明日の調理実習のために、リンゴの皮を剥く練習をする。
自分の手が傷つくのを怖がりながら、
怖いもの知らずのフリをして果物ナイフでひたすら剥く。
怖くない怖くない。あたかも自分がまだナイフの存在も知らぬ子供であるかのように、気味が悪いほど優しく語りかける。
「失敗してはダメだ」と。

ちっぽけな地球をなぞるかのごとく刃を滑らせる。深く入れてはならない。滑らせなくては。米粒の中に神様が7人いる話があるように、そこにはきっと侵しては罪ななにかが居るのだ。常温放置したバターよりも滑らかであるぐらいに。少しでも薄く剥けるように、何度も何度も目を凝らす。
リンゴの皮をナイフと自分の親指が、しっかり挟んでいることを何度も確認する、している。

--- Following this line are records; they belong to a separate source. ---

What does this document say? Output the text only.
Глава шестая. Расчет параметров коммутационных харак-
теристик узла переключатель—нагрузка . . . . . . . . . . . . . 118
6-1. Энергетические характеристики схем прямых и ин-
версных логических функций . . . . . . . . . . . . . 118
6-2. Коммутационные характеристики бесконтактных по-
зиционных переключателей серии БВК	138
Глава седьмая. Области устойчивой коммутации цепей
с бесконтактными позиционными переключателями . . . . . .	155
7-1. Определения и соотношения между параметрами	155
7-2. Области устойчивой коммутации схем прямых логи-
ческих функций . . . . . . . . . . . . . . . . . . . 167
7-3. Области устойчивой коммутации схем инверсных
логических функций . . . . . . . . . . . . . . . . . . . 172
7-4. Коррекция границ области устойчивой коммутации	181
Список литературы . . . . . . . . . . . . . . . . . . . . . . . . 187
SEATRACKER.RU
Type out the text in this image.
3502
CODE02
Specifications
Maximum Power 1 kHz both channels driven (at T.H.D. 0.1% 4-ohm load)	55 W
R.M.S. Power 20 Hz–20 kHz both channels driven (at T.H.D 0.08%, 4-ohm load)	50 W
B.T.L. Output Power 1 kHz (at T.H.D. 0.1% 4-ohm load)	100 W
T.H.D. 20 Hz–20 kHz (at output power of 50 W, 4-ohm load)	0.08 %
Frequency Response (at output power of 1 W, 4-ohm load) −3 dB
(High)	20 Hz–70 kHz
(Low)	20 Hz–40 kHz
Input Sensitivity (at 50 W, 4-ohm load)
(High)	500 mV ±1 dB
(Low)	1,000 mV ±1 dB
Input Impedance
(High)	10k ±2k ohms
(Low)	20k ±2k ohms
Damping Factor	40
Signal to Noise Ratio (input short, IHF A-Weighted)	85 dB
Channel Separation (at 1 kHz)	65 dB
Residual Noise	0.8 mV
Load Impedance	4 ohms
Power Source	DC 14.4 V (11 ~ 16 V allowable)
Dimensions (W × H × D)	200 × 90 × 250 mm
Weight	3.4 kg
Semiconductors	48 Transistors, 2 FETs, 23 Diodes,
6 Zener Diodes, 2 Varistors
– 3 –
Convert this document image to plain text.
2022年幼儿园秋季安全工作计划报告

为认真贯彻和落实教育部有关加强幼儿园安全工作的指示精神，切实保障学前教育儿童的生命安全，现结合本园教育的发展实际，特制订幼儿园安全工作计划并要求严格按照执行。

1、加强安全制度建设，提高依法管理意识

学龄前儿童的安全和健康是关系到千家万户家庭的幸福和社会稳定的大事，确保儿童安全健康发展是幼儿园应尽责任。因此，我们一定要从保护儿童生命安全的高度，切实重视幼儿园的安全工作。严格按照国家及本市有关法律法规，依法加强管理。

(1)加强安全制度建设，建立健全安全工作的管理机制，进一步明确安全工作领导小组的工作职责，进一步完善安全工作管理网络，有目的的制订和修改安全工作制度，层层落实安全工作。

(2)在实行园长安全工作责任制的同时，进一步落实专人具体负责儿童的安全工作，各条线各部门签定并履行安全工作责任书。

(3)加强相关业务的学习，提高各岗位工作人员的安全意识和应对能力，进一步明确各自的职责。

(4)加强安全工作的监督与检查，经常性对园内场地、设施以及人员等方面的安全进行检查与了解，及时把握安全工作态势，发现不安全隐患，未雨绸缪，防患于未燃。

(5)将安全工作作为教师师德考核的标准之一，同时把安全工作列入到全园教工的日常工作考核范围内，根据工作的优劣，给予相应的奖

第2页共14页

4回くらい休まず剥いて、手が痛くなったけれどその痛みが嬉しかった。この痛みは切り傷では無い。私は怪我をしなかった。その上まあまあ綺麗に剥けたのだ。成功だ。私はリンゴの中にいる数多の生命に対する被害を、最小限に済ませることが出来た英雄なのだ。

はぁ、そうですか。

私はこうして、始めたてで6分前後かかったりんごの皮むきの記憶に、その2倍程度の時間をかけて、回りくどく壮大に味をつけるのです。

全ては普遍的な私の記録が、主人公のいる話であるために。
多分きっと明日もそんなことを書いている。
しかし主人公はまるで誰だかわからない。
私であるときもあるし、この世のどこかにいる誰か、もしくはどこにもいない誰かにもなりうる。
私であって私でない記録がまた生まれていくのだろうか、きっとそうだろう、きっと明日も。